Este es el fenómeno que rodea a Angine de Poitrine, un dúo experimental originario de Quebec que ha ganado notoriedad gracias a su mezcla de rock matemático, humor surrealista y la utilización de guitarras microtonales. Su presentación en KEXP ha sido clave para catapultarlos a la categoría de virales, no solo por su sonido único, sino también por la dificultad de clasificarlos dentro de géneros musicales conocidos. Este carácter inusual ha despertado un interés creciente en su música, que desafía las normas establecidas.

Desde la óptica de la psicología, el caso de Angine de Poitrine plantea preguntas intrigantes sobre la relación entre el placer musical y la comprensión. Escuchar música no es un proceso pasivo; es una experiencia activa donde el cerebro juega un papel vital en anticipar lo que vendrá. Espera que una melodía se desarrolle de cierta manera, que una tensión armónica se resuelva en un punto específico y que los ritmos culminen de forma predecible. Es en este delicado equilibrio entre la expectativa y la sorpresa donde reside gran parte del disfrute que experimentamos al escuchar.

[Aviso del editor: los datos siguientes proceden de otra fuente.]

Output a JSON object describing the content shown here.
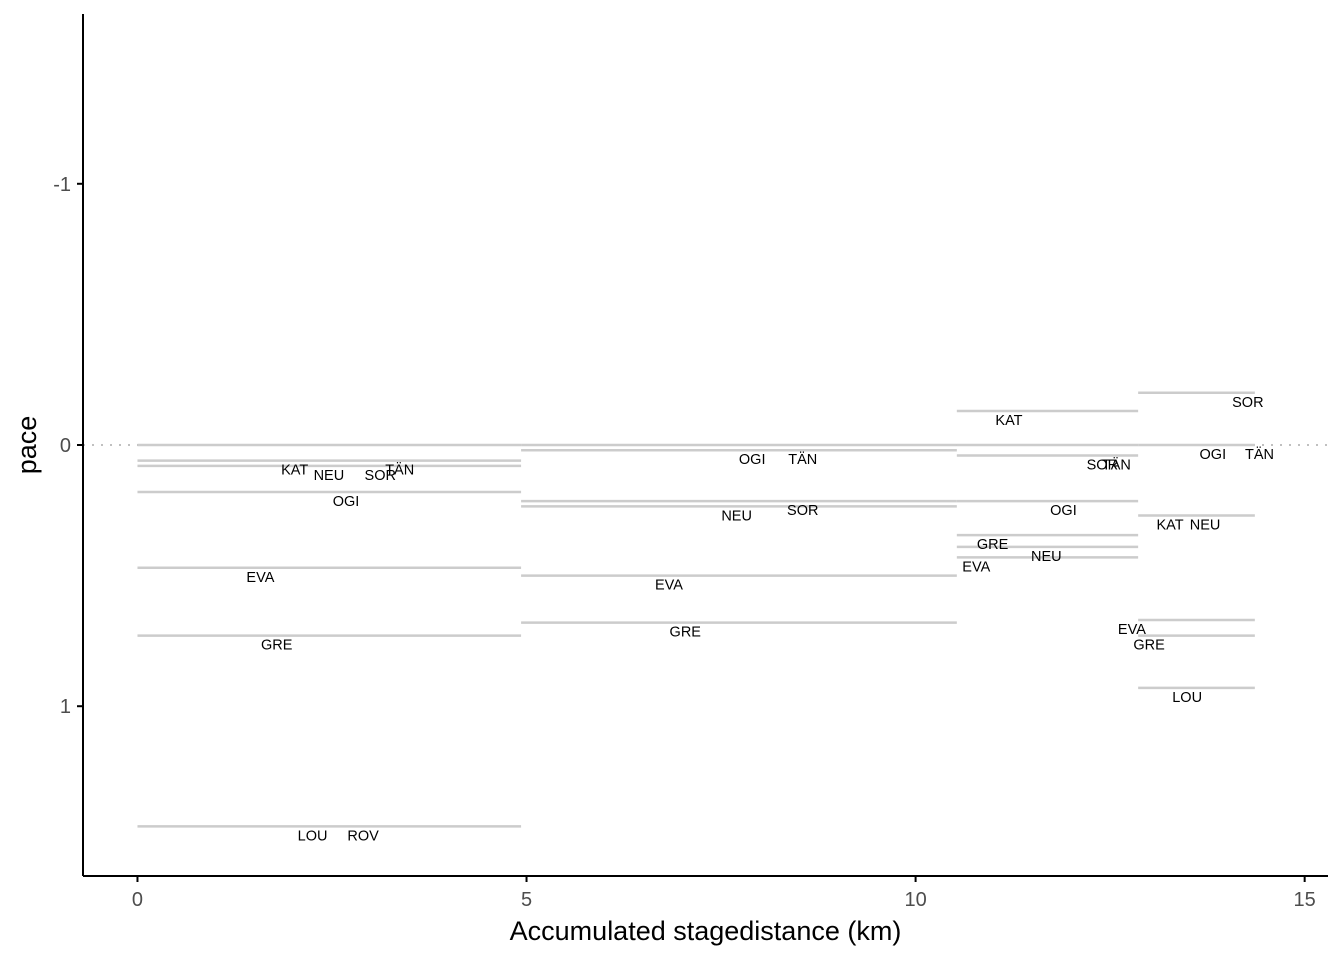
{
  "chart_data": {
    "type": "segment",
    "xlabel": "Accumulated stagedistance (km)",
    "ylabel": "pace",
    "xlim": [
      -0.7,
      15.3
    ],
    "ylim": [
      -1.65,
      1.65
    ],
    "y_reversed": true,
    "x_ticks": [
      0,
      5,
      10,
      15
    ],
    "y_ticks": [
      -1,
      0,
      1
    ],
    "x_tick_labels": [
      "0",
      "5",
      "10",
      "15"
    ],
    "y_tick_labels": [
      "-1",
      "0",
      "1"
    ],
    "grid": false,
    "reference_line": {
      "y": 0,
      "style": "dotted"
    },
    "colors": {
      "segment": "#cccccc",
      "reference": "#c0c0c0",
      "axis": "#000000",
      "text": "#000000",
      "tick_text": "#4d4d4d"
    },
    "stages": [
      {
        "x_start": 0.0,
        "x_end": 4.93
      },
      {
        "x_start": 4.93,
        "x_end": 10.53
      },
      {
        "x_start": 10.53,
        "x_end": 12.86
      },
      {
        "x_start": 12.86,
        "x_end": 14.36
      }
    ],
    "segments": [
      {
        "stage": 1,
        "pace": 0.0,
        "labels": []
      },
      {
        "stage": 1,
        "pace": 0.06,
        "labels": [
          {
            "text": "KAT",
            "x": 2.02
          },
          {
            "text": "TÄN",
            "x": 3.37
          }
        ]
      },
      {
        "stage": 1,
        "pace": 0.08,
        "labels": [
          {
            "text": "NEU",
            "x": 2.46
          },
          {
            "text": "SOR",
            "x": 3.12
          }
        ]
      },
      {
        "stage": 1,
        "pace": 0.18,
        "labels": [
          {
            "text": "OGI",
            "x": 2.68
          }
        ]
      },
      {
        "stage": 1,
        "pace": 0.47,
        "labels": [
          {
            "text": "EVA",
            "x": 1.58
          }
        ]
      },
      {
        "stage": 1,
        "pace": 0.73,
        "labels": [
          {
            "text": "GRE",
            "x": 1.79
          }
        ]
      },
      {
        "stage": 1,
        "pace": 1.46,
        "labels": [
          {
            "text": "LOU",
            "x": 2.25
          },
          {
            "text": "ROV",
            "x": 2.9
          }
        ]
      },
      {
        "stage": 2,
        "pace": 0.0,
        "labels": []
      },
      {
        "stage": 2,
        "pace": 0.02,
        "labels": [
          {
            "text": "OGI",
            "x": 7.9
          },
          {
            "text": "TÄN",
            "x": 8.55
          }
        ]
      },
      {
        "stage": 2,
        "pace": 0.215,
        "labels": [
          {
            "text": "SOR",
            "x": 8.55
          }
        ]
      },
      {
        "stage": 2,
        "pace": 0.235,
        "labels": [
          {
            "text": "NEU",
            "x": 7.7
          }
        ]
      },
      {
        "stage": 2,
        "pace": 0.5,
        "labels": [
          {
            "text": "EVA",
            "x": 6.83
          }
        ]
      },
      {
        "stage": 2,
        "pace": 0.68,
        "labels": [
          {
            "text": "GRE",
            "x": 7.04
          }
        ]
      },
      {
        "stage": 3,
        "pace": -0.13,
        "labels": [
          {
            "text": "KAT",
            "x": 11.2
          }
        ]
      },
      {
        "stage": 3,
        "pace": 0.0,
        "labels": []
      },
      {
        "stage": 3,
        "pace": 0.04,
        "labels": [
          {
            "text": "TÄN",
            "x": 12.58
          },
          {
            "text": "SOR",
            "x": 12.4
          }
        ]
      },
      {
        "stage": 3,
        "pace": 0.215,
        "labels": [
          {
            "text": "OGI",
            "x": 11.9
          }
        ]
      },
      {
        "stage": 3,
        "pace": 0.345,
        "labels": [
          {
            "text": "GRE",
            "x": 10.99
          }
        ]
      },
      {
        "stage": 3,
        "pace": 0.39,
        "labels": [
          {
            "text": "NEU",
            "x": 11.68
          }
        ]
      },
      {
        "stage": 3,
        "pace": 0.43,
        "labels": [
          {
            "text": "EVA",
            "x": 10.78
          }
        ]
      },
      {
        "stage": 4,
        "pace": -0.2,
        "labels": [
          {
            "text": "SOR",
            "x": 14.27
          }
        ]
      },
      {
        "stage": 4,
        "pace": 0.0,
        "labels": [
          {
            "text": "OGI",
            "x": 13.82
          },
          {
            "text": "TÄN",
            "x": 14.42
          }
        ]
      },
      {
        "stage": 4,
        "pace": 0.27,
        "labels": [
          {
            "text": "KAT",
            "x": 13.27
          },
          {
            "text": "NEU",
            "x": 13.72
          }
        ]
      },
      {
        "stage": 4,
        "pace": 0.67,
        "labels": [
          {
            "text": "EVA",
            "x": 12.78
          }
        ]
      },
      {
        "stage": 4,
        "pace": 0.73,
        "labels": [
          {
            "text": "GRE",
            "x": 13.0
          }
        ]
      },
      {
        "stage": 4,
        "pace": 0.93,
        "labels": [
          {
            "text": "LOU",
            "x": 13.49
          }
        ]
      }
    ]
  }
}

Cuando la música se presenta de manera demasiado predecible, puede volverse monótona y carente de vida. Por el contrario, si se torna excesivamente caótica, puede resultar difícil de seguir y, por ende, frustrante. La clave parece estar en encontrar ese punto medio, donde las sorpresas musicales desafían nuestras expectativas sin desmantelar por completo la estructura. Investigaciones recientes han demostrado que los oyentes tienden a preferir niveles intermedios de complejidad predictiva, donde hay suficiente orden para orientarse y suficiente novedad para mantener el interés.

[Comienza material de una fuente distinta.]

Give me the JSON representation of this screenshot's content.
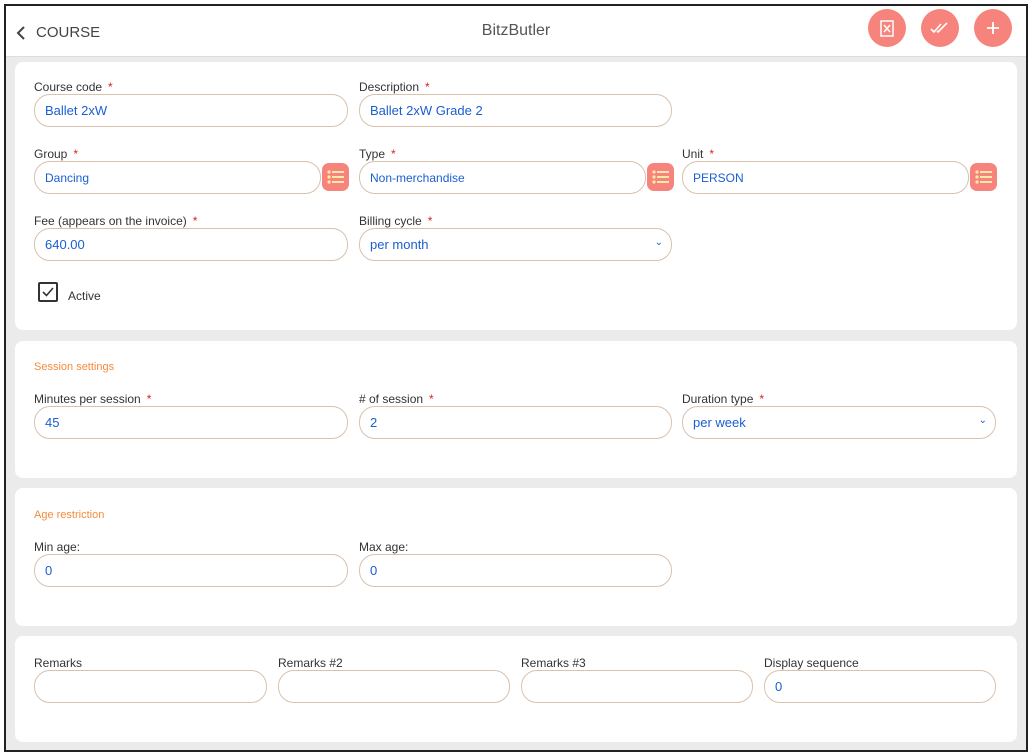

Angine de Poitrine se mueve precisamente en ese espacio. Sus composiciones, aunque puedan parecer extrañas, no son meros caos sonoro. Incorporan repetición, ritmo y patrones, junto con una energía corporal palpable. La batería establece una base estructural reconocible, mientras que la guitarra introduce un elemento de inestabilidad que genera curiosidad. El resultado es un producto sonoro que, si bien no se comprende del todo, no pierde al oyente en la confusión.

Un aspecto que merece ser destacado es el uso de microtonos en su música. La mayoría de la música occidental se basa en la división de la octava en doce semitonos, un marco dentro del cual operan instrumentos como el piano o la guitarra convencional. La música microtonal, en contraste, utiliza intervalos que son más pequeños o diferentes a los que culturalmente nos han enseñado a esperar. Esto puede hacer que, para muchos oyentes, la guitarra microtonal suene “desafinada” en un primer momento. Sin embargo, esta percepción no implica que realmente esté desafinada; más bien, señala que el cerebro está comparando lo que escucha con sus esquemas musicales previos, lo que puede resultar en una interpretación de rareza o discordancia.

El fenómeno de Angine de Poitrine invita a reflexionar sobre cómo la música puede ser una forma de arte que desafía nuestras expectativas y nos lleva a experimentar emociones y sensaciones nuevas. La combinación de su enfoque innovador y la complejidad de su sonido nos recuerda que, en el universo musical, siempre hay espacio para la exploración y el descubrimiento.